In the study, the team also looked at the increased risk for COVID-19 among those living with essential workers who could not work at home.
Many parts of the United States face rising infection rates.
The researchers used data collected before the pandemic to examine how many workers were in essential jobs, how often they were able to work at home, their risk of severe COVID-19 outcomes in the event they are infected, and the health risks of their household members
They found that 72% of all workers were in jobs deemed essential, and over three-quarters of all essential workers were unable to work at home.
Not only that, but as many as 61% of these workers had underlying health issues that put them at increased risk of severe COVID-19 should they become infected.
The risks to essential workers in all disciplines who could not work from home were clear from the beginning of the pandemic, the team says.
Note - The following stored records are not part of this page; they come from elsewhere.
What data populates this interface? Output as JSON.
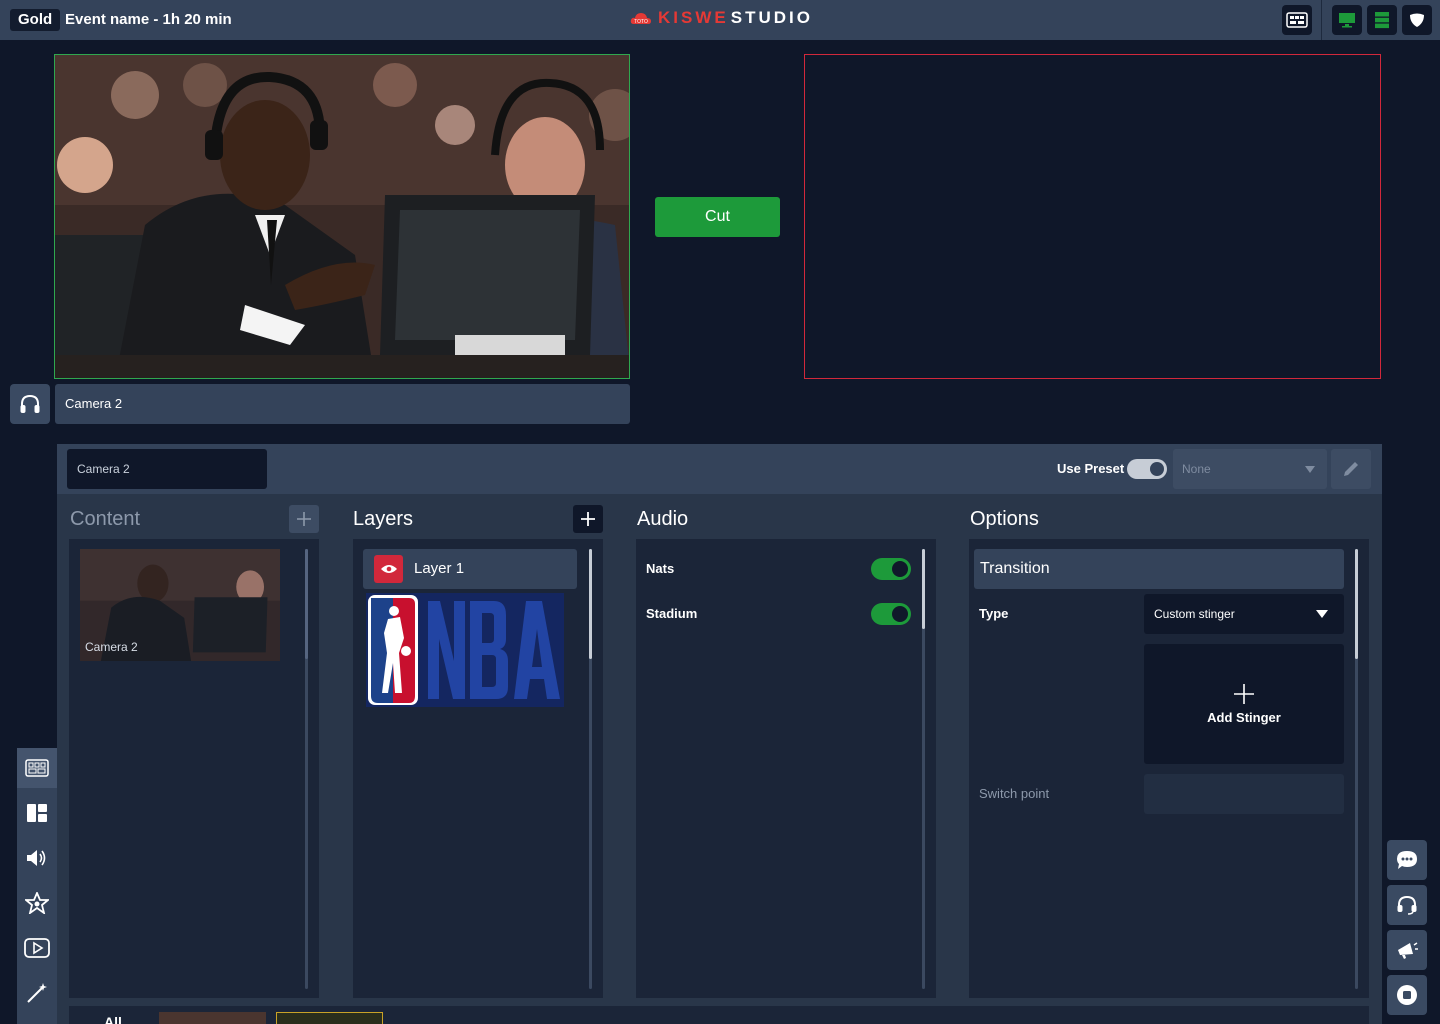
{
  "topbar": {
    "tier": "Gold",
    "event": "Event name - 1h 20 min",
    "logo_part1": "KISWE",
    "logo_part2": "STUDIO"
  },
  "preview": {
    "cut_label": "Cut"
  },
  "source_label": "Camera 2",
  "panel": {
    "source_name": "Camera 2",
    "use_preset_label": "Use Preset",
    "use_preset_on": true,
    "preset_value": "None"
  },
  "content": {
    "title": "Content",
    "items": [
      {
        "label": "Camera 2"
      }
    ]
  },
  "layers": {
    "title": "Layers",
    "items": [
      {
        "label": "Layer 1",
        "visible": true
      }
    ]
  },
  "audio": {
    "title": "Audio",
    "channels": [
      {
        "label": "Nats",
        "on": true
      },
      {
        "label": "Stadium",
        "on": true
      }
    ]
  },
  "options": {
    "title": "Options",
    "section": "Transition",
    "type_label": "Type",
    "type_value": "Custom stinger",
    "add_stinger": "Add Stinger",
    "switch_point_label": "Switch point"
  },
  "bottom_strip": {
    "all_label": "All"
  },
  "colors": {
    "accent_green": "#1d9a3a",
    "program_red": "#d1283b",
    "background": "#0f1729",
    "bar": "#34435a"
  }
}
But the risk of transmission to household members living with essential workers became equally important when considering the potential for disease progression along with community transmission.
Since scientists know that asymptomatic transmission of the virus is a major way it spreads, steps like self-isolation and self-quarantining in separate rooms in the home, along with wearing masks, might reduce the risk of transmission.
One author of the study is Thomas Selden.
The study is published in JAMA Internal Medicine.